[Id-delegation-bof] Progress

Paul Millar paul.millar at desy.de
Thu Jan 19 08:03:10 EST 2012


Hi Mike, Jens,

On Thursday 11 August 2011 15:41:29 Mike Jones wrote:
> Are we any closer to forming this group?

Apologies, again, for the rather lengthy delay.

I've developed a first draft of a possible charter for the group.  I've not 
been involved with forming an OGF group before, so you're experiences are 
invaluable.

Could you have a look and see if it seems reasonable?

Cheers,

Paul.

---

Charter for XXXX
Date XXXX

Group Abbreviation:
XXXX
Group Name:
Delegation
Area:
Security

Group Leadership:

XXX Chair
XXX Chair

Group Summary:

The <name/> group explores issues related to identity delegation,
a process where a remote agent obtains credentials from some agent
that allow the remote agent to identify that operations are conducted
on behalf of the first agent.


Charter Focus/Purpose and Scope:

There are two main purposes of the group.
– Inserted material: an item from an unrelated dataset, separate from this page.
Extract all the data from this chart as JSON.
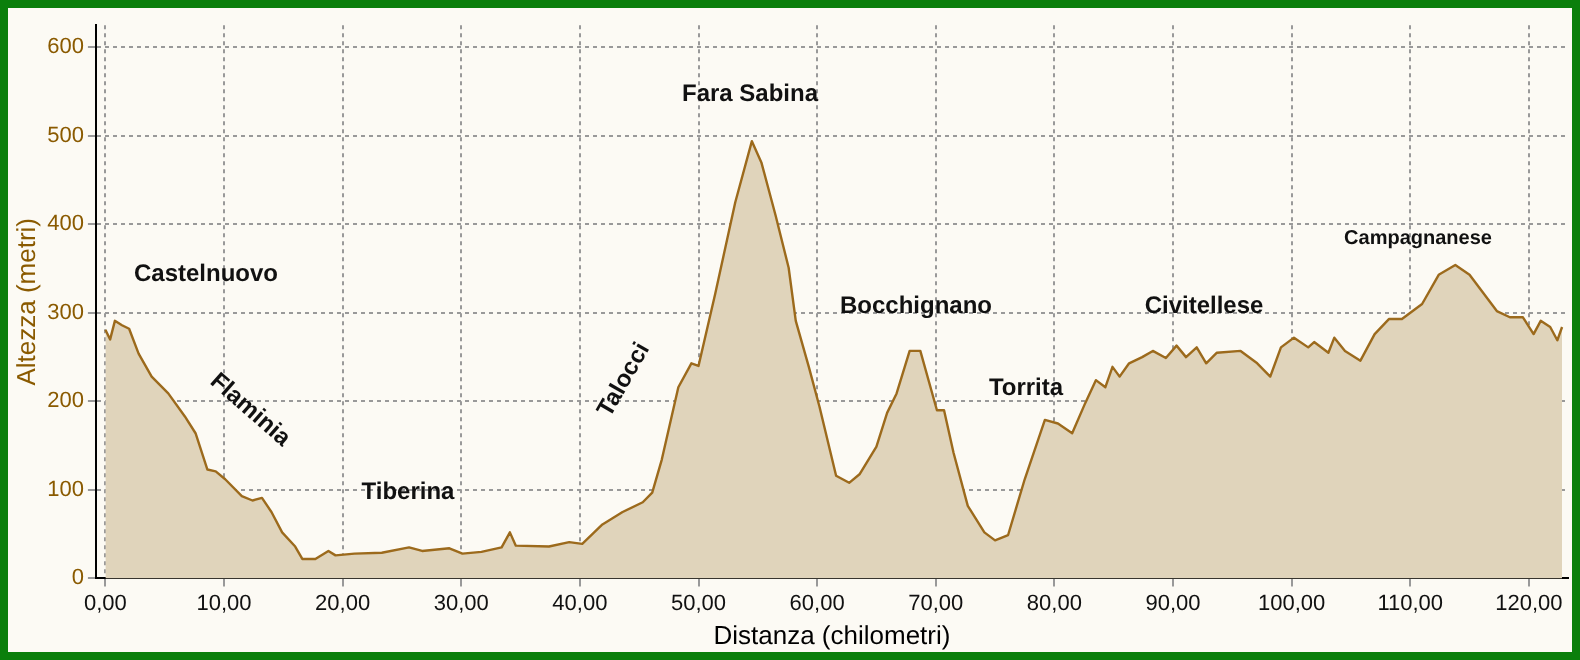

First, to collect the experience of parties that have already
establish methods of supporting identity delegation.

Second, to explore commonality between these methods and decide
whether there is sufficient commonality between these appoaches to
identify some common aspect that may be codified.

This report may trigger further work in establishing a common standard
that others may adopt; however, such work will be the responsibility
of a subsequent group.


Exit Strategy:

The group will finish its work after collecting input from interesting
parties and reporting on the possibility for establishing a common
standard.


Goals/Deliverables:

One or more documents describing existing delegation systems.

A report describing whether or not commonality exists and advising
whether establising a group to devise some common activity is
desirable.


Seven Questions:

1. Is the scope of the proposed group sufficiently focused?

Yes.  The group is focused on exploring issues related to X509
certificates and how such credentials may be delegated to an agent to
allow that agent to work on behalf of the deligator.

The main focus will be on capturing information about existing
implementations and establishing whether a common approach is feasable
and desirable.


2. Are the topics that the group plans to address clear and relevant
   for the Grid research, development, industrial, implementation,
   and/or application user community?

Yes. The activity of delegation is rather simple and direct.  The
technique of delegation has wide-spread application on any distributed
system that requires third-party involvement without implicit trust.


3. Will the formation of the group foster (consensus-based) work that
   would not be done otherwise?

Yes, there are several organisations that are currently working in
isolation.  By establishing this group, these organisations will have
a forum to share ideas and establish a common concept of delegation.


4. Do the group's activities overlap inappropriately with those of
   another OGF group or to a group active in another organization such
   as IETF or W3C?

There is no other OGF group that has direct impact on delegation and
such an activity is currently not being worked on by IETF and W3C.


5. Are there sufficient interest and expertise in the group's topic,
   with at least several people willing to expend the effort that is
   likely to produce significant results over time?

There is interest from the European Middleware Initiative Project
(EMI), the Initiative for Globus in Europe and the International
Virtual Observatory Alliance (IVOA).  Additionally, others within the
OGF Security area have expressed interest in the topic.


6. Does a base of interested consumers (e.g., application developers,
   Grid system implementers, industry partners, end-users) appear to
   exist for the planned work?

Yes. There are existing users of delegation that have adopted bespoke
solution; examples include Globus and EMI with their respective
user-base.  These different areas have adopted incompatible
approaches.


7. Does the OGF have a reasonable role to play in the determination of
   the technology?

Yes. The current situation is one where no standard approach exists.
This lack of standard means that there is no interroperability between
different software stacks.  In addition, for some bespoke solutions,
multiple implementations of the same protocol does not exist.